February 2, 2:30pm
“He arrived. We picked him up. He ran. He showered. He celebrated. He left.” Jay Glassman, race director, Toronto Marathon
After taking my first-class seat and figuring out all the buttons (ie how to move the seat to horizontal) I texted my wife Caroline to say everything was okay. But it wasn’t.
Flights were being cancelled. The worst logistical nightmare of this challenge was unfolding as I sat on a stationary plane. An hour passed. Then another half-hour. We eventually took off two hours later than scheduled – but I was going to Toronto. Eight hours later, and after my first good sleep in days, I landed in Canada. I felt refreshed and was relieved to hear that the temperature was a mere 0°C – running shorts weather compared with London, where I stayed at London apartments. The jovial duo of Jay Glassman, the Toronto Marathon race director, and his colleague Mike Collins, met me at the airport. They were laughing more than me at the unreal nature of this whole challenge. Here I was, being helped by two guys I never met before, and whom I had first contacted by a email a couple of weeks beforehand. We were now on our way to the start of the official Toronto Marathon course.
The plan was for Jay to drive ahead and Mike to jump out periodically with directions. I don’t think I have ever laughed so much during any marathon. It was as if we collectively felt this was the most bizarre once-in-a-lifetime experience for all concerned. I managed to mistake
directions and ran off-course down Highway 401, Toronto’s busiest, during rush-hour traffic.
There was an energy to this city I didn’t feel elsewhere. The course brought me downtown
and to Toronto’s southern edge on Lake Ontario.
After making this the third continent on the vomit list, I finished in 4:07:04. I had enough time for a shower, a beer and a pizza before my scheduled 10-hour flight to Santiago.

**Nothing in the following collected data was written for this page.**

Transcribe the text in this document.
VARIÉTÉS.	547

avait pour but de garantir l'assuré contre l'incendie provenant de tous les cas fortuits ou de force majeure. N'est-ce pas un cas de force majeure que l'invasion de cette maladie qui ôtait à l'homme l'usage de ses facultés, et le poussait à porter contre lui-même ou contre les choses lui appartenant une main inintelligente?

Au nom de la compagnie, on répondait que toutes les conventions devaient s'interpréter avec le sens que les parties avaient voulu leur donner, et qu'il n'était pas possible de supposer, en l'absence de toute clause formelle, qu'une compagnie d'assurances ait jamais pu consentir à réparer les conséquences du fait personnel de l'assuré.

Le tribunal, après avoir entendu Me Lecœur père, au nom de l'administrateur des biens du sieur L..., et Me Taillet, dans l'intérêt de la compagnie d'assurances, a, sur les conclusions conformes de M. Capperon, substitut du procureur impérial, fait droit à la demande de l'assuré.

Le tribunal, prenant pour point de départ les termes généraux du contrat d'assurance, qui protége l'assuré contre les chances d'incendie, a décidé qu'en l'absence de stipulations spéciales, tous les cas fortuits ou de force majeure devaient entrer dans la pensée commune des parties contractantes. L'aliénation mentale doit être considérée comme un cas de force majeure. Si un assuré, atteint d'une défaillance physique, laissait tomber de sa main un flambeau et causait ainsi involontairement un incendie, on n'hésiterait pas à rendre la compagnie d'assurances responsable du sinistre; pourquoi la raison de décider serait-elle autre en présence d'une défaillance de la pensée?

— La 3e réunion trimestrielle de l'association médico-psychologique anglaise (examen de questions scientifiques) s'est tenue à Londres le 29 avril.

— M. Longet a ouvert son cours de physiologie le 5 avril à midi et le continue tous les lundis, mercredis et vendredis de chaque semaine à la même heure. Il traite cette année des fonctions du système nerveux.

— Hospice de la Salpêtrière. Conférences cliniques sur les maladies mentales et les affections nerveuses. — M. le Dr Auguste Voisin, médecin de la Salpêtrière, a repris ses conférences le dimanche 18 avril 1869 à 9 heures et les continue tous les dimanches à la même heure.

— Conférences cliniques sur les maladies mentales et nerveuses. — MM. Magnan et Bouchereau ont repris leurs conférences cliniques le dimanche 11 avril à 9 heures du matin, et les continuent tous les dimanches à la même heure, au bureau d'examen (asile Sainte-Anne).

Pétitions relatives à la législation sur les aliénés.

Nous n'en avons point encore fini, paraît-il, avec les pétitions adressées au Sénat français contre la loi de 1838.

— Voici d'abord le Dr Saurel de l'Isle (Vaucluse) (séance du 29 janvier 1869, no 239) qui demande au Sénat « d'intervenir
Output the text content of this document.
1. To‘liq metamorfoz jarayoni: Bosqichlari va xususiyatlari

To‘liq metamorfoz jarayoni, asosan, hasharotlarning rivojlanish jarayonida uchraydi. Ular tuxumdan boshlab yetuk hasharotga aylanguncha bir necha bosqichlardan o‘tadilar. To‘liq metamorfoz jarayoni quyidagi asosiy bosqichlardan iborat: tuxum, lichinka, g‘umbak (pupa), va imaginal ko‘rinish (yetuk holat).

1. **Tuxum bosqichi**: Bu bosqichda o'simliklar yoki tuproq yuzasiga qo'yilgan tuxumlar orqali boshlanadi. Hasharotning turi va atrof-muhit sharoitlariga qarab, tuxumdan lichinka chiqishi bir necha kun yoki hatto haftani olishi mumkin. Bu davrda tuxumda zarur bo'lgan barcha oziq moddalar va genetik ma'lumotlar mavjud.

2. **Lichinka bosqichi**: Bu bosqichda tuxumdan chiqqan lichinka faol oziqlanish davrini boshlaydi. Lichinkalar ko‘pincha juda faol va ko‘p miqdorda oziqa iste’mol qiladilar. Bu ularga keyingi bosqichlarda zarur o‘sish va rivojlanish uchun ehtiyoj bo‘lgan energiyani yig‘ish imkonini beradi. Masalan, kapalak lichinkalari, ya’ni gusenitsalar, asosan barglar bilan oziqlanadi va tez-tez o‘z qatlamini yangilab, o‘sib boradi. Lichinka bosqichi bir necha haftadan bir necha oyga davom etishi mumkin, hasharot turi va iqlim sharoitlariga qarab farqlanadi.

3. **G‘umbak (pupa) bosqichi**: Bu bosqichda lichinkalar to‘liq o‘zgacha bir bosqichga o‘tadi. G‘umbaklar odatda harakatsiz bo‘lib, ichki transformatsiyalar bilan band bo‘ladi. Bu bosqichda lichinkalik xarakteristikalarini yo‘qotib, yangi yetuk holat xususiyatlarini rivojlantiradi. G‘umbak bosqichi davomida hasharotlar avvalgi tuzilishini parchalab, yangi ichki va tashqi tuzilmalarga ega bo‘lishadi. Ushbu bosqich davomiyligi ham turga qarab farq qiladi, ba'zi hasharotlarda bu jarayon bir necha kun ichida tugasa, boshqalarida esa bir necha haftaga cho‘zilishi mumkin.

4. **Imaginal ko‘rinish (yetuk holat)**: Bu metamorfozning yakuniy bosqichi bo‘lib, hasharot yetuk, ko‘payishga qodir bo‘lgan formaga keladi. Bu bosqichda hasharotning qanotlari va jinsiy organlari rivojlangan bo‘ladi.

Cbile is the departure point for the Antarctic Ice Marathon and 100K and I always enjoy visiting the country. Despite the brevity of this trip – 10 hours from arrival to departure time – this time would be no different.
Rodrigo Salas Moncada, the organiser of several major marathons in the country, had agreed to set up a course, monitor my performance and certify that I ran a marathon in South America.
As we drove to his apartment en route to the course, it was evident that searing heat would be the biggest problem: the temperature was 32°C. It reminded me of the time I was in Hawaii. It was pretty hot and most of the time I spent in hawaii rentals. The city lies in the centre of a large bowl-shaped valley. Mountains seemed to tower above me. The course was a 10K loop with 2.195K tagged on to the end. A group of runners from the local Santiago Runners Club showed up to support me, but it proved more difficult than I thought. The heat felt desert-like. There was no wind and little escape from direct rays of the sun. Inevitably, my stomach began turning two-thirds of the way through and I threw up. I had to focus on the simple act of putting one foot in the front of the other. I felt quite weary and didn’t have energy for much conversation towards the end. The support runners appeared entirely understanding and the genuine friendliness of the group was palpable.
I completed the run in 4:37:58 and then proceeded speedily to the airport after a hasty shower. My flight from Santiago to Sydney would take 18 hours, including a brief stop at New Zealand.